Tom’s voice was prouder now, and though he spoke at the boys, his voice was aimed at the teenagers. After a moment, he kicked at a clump of weeds. “I got to get something from this,” he murmured. “It’s unusual. It’s great. Nobody out there’s seen anything like it, I bet.”

Fifteen minutes were spent staring at the thing and pointing out its various attributes. Tom drifted toward the barn, where six or seven mangy cats nuzzled his ankles. Willie moved away and sat alone in the shadow of the silo. Reggie gravitated to the teenagers and began speaking to them in an artificially lowered voice. James alone remained hunched over the Monster, knees shaking, forehead pinched, back smarting.
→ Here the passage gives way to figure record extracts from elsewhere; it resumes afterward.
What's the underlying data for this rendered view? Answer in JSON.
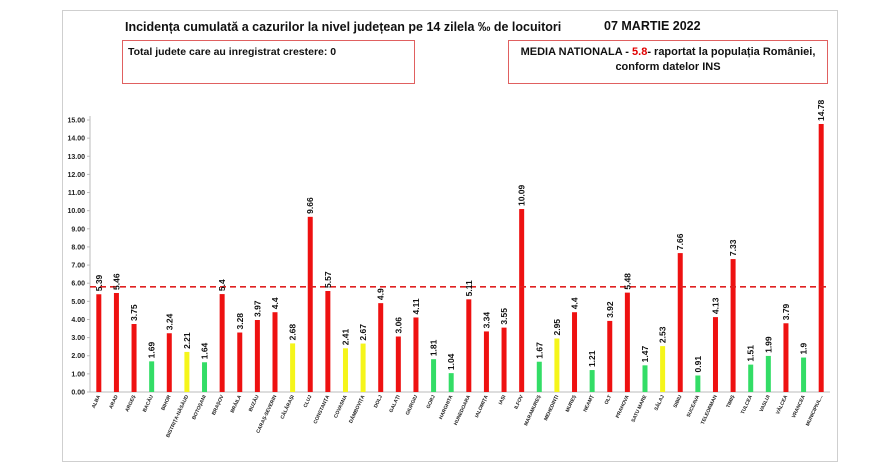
{
  "header": {
    "title": "Incidența cumulată a cazurilor la nivel județean pe 14 zilela ‰ de locuitori",
    "date": "07 MARTIE 2022"
  },
  "info_left": {
    "text": "Total judete care au inregistrat crestere: 0"
  },
  "info_right": {
    "prefix": "MEDIA NATIONALA - ",
    "value": "5.8",
    "suffix": "-  raportat la populația României,",
    "line2": "conform datelor INS"
  },
  "colors": {
    "red": "#ee1111",
    "yellow": "#f5f51a",
    "green": "#33dd66",
    "reference_line": "#e02020"
  },
  "chart_data": {
    "type": "bar",
    "title": "Incidența cumulată a cazurilor la nivel județean pe 14 zilela ‰ de locuitori",
    "xlabel": "",
    "ylabel": "",
    "ylim": [
      0,
      15
    ],
    "yticks": [
      "0.00",
      "1.00",
      "2.00",
      "3.00",
      "4.00",
      "5.00",
      "6.00",
      "7.00",
      "8.00",
      "9.00",
      "10.00",
      "11.00",
      "12.00",
      "13.00",
      "14.00",
      "15.00"
    ],
    "grid": false,
    "reference_line": {
      "value": 5.8,
      "style": "dashed"
    },
    "categories": [
      "ALBA",
      "ARAD",
      "ARGEȘ",
      "BACĂU",
      "BIHOR",
      "BISTRIȚA-NĂSĂUD",
      "BOTOȘANI",
      "BRAȘOV",
      "BRĂILA",
      "BUZĂU",
      "CARAȘ-SEVERIN",
      "CĂLĂRAȘI",
      "CLUJ",
      "CONSTANȚA",
      "COVASNA",
      "DÂMBOVIȚA",
      "DOLJ",
      "GALAȚI",
      "GIURGIU",
      "GORJ",
      "HARGHITA",
      "HUNEDOARA",
      "IALOMIȚA",
      "IAȘI",
      "ILFOV",
      "MARAMUREȘ",
      "MEHEDINȚI",
      "MUREȘ",
      "NEAMȚ",
      "OLT",
      "PRAHOVA",
      "SATU MARE",
      "SĂLAJ",
      "SIBIU",
      "SUCEAVA",
      "TELEORMAN",
      "TIMIȘ",
      "TULCEA",
      "VASLUI",
      "VÂLCEA",
      "VRANCEA",
      "MUNICIPIUL..."
    ],
    "values": [
      5.39,
      5.46,
      3.75,
      1.69,
      3.24,
      2.21,
      1.64,
      5.4,
      3.28,
      3.97,
      4.4,
      2.68,
      9.66,
      5.57,
      2.41,
      2.67,
      4.9,
      3.06,
      4.11,
      1.81,
      1.04,
      5.11,
      3.34,
      3.55,
      10.09,
      1.67,
      2.95,
      4.4,
      1.21,
      3.92,
      5.48,
      1.47,
      2.53,
      7.66,
      0.91,
      4.13,
      7.33,
      1.51,
      1.99,
      3.79,
      1.9,
      14.78
    ],
    "labels": [
      "5.39",
      "5.46",
      "3.75",
      "1.69",
      "3.24",
      "2.21",
      "1.64",
      "5.4",
      "3.28",
      "3.97",
      "4.4",
      "2.68",
      "9.66",
      "5.57",
      "2.41",
      "2.67",
      "4.9",
      "3.06",
      "4.11",
      "1.81",
      "1.04",
      "5.11",
      "3.34",
      "3.55",
      "10.09",
      "1.67",
      "2.95",
      "4.4",
      "1.21",
      "3.92",
      "5.48",
      "1.47",
      "2.53",
      "7.66",
      "0.91",
      "4.13",
      "7.33",
      "1.51",
      "1.99",
      "3.79",
      "1.9",
      "14.78"
    ],
    "bar_colors": [
      "red",
      "red",
      "red",
      "green",
      "red",
      "yellow",
      "green",
      "red",
      "red",
      "red",
      "red",
      "yellow",
      "red",
      "red",
      "yellow",
      "yellow",
      "red",
      "red",
      "red",
      "green",
      "green",
      "red",
      "red",
      "red",
      "red",
      "green",
      "yellow",
      "red",
      "green",
      "red",
      "red",
      "green",
      "yellow",
      "red",
      "green",
      "red",
      "red",
      "green",
      "green",
      "red",
      "green",
      "red"
    ]
  }
}
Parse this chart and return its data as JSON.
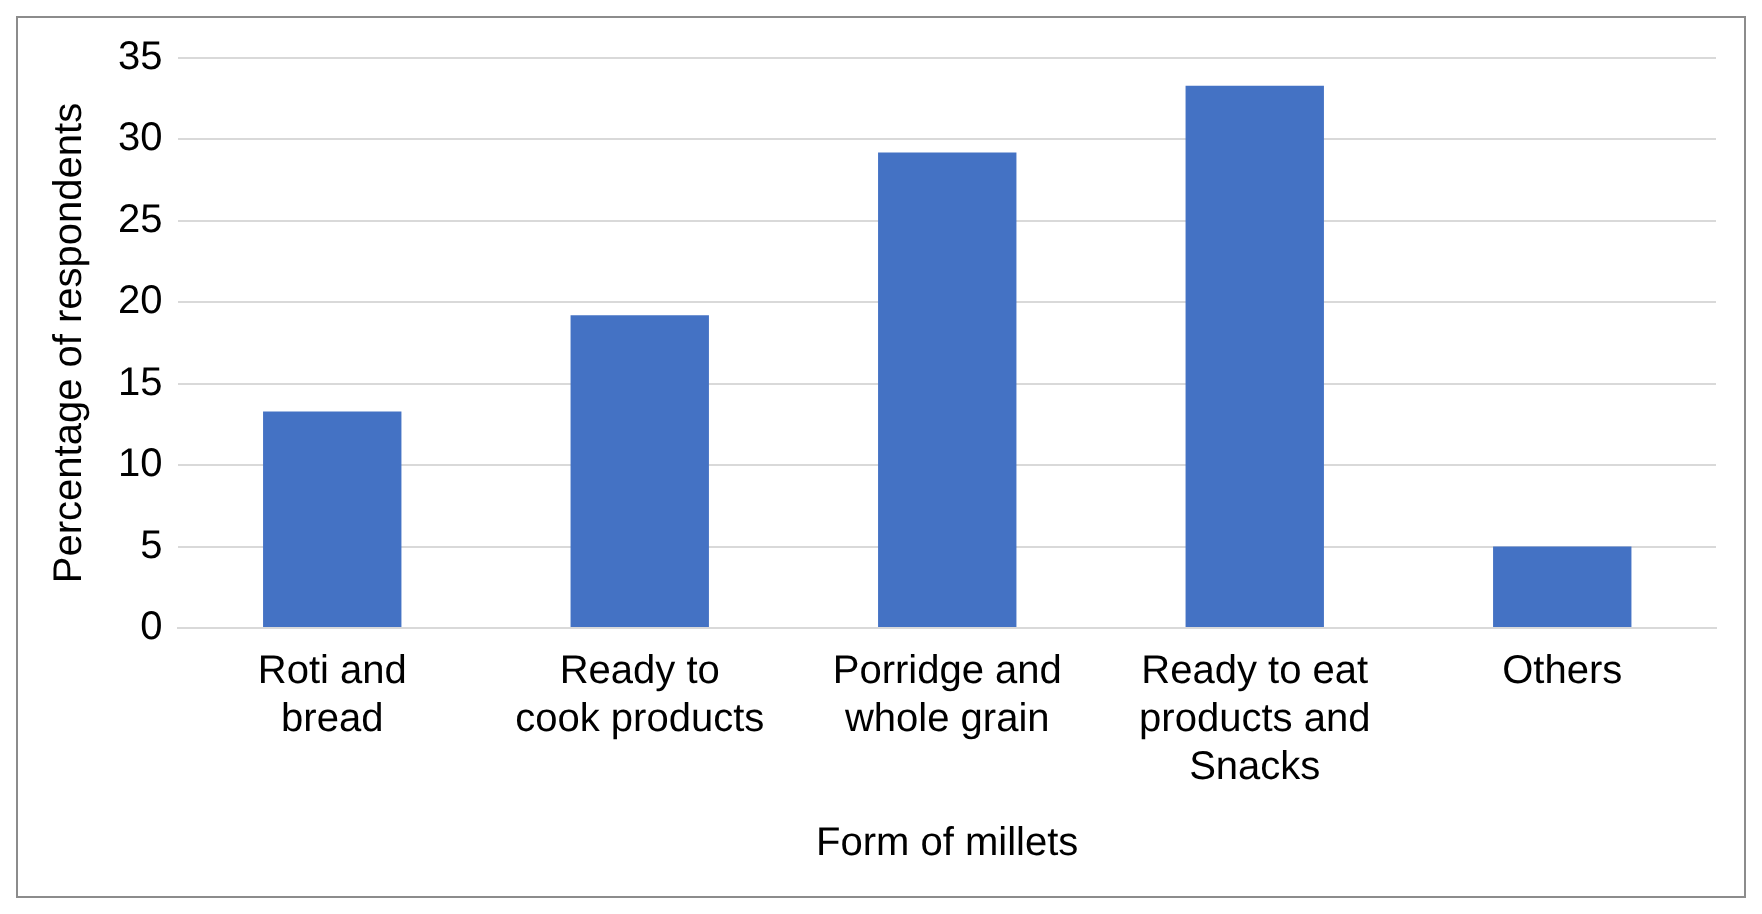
{
  "chart_data": {
    "type": "bar",
    "xlabel": "Form of millets",
    "ylabel": "Percentage of respondents",
    "categories": [
      "Roti and bread",
      "Ready to cook products",
      "Porridge and whole grain",
      "Ready to eat products and Snacks",
      "Others"
    ],
    "values": [
      13.3,
      19.2,
      29.2,
      33.3,
      5.0
    ],
    "color": "#4472c4",
    "ylim": [
      0,
      35
    ],
    "yticks": [
      0,
      5,
      10,
      15,
      20,
      25,
      30,
      35
    ],
    "grid": "y",
    "legend": false
  }
}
He tried to imagine this thing alive, its brittle bones lashed with muscle and covered with fur or scales or feathers, or some combination of all three, but as hard as he tried he could not do it. The Monster seemed like something that had always been dead, something stillborn into an apple box,
packed unceremoniously into a crate, and suffocated in an attic for a hundred years. There was no life here.

When it came time to go, James had to call Reggie five or six times before Reggie rolled his eyes at the teenagers and nodded goodbye. He bumped shoulders with James as they joined in step at the mouth of the path.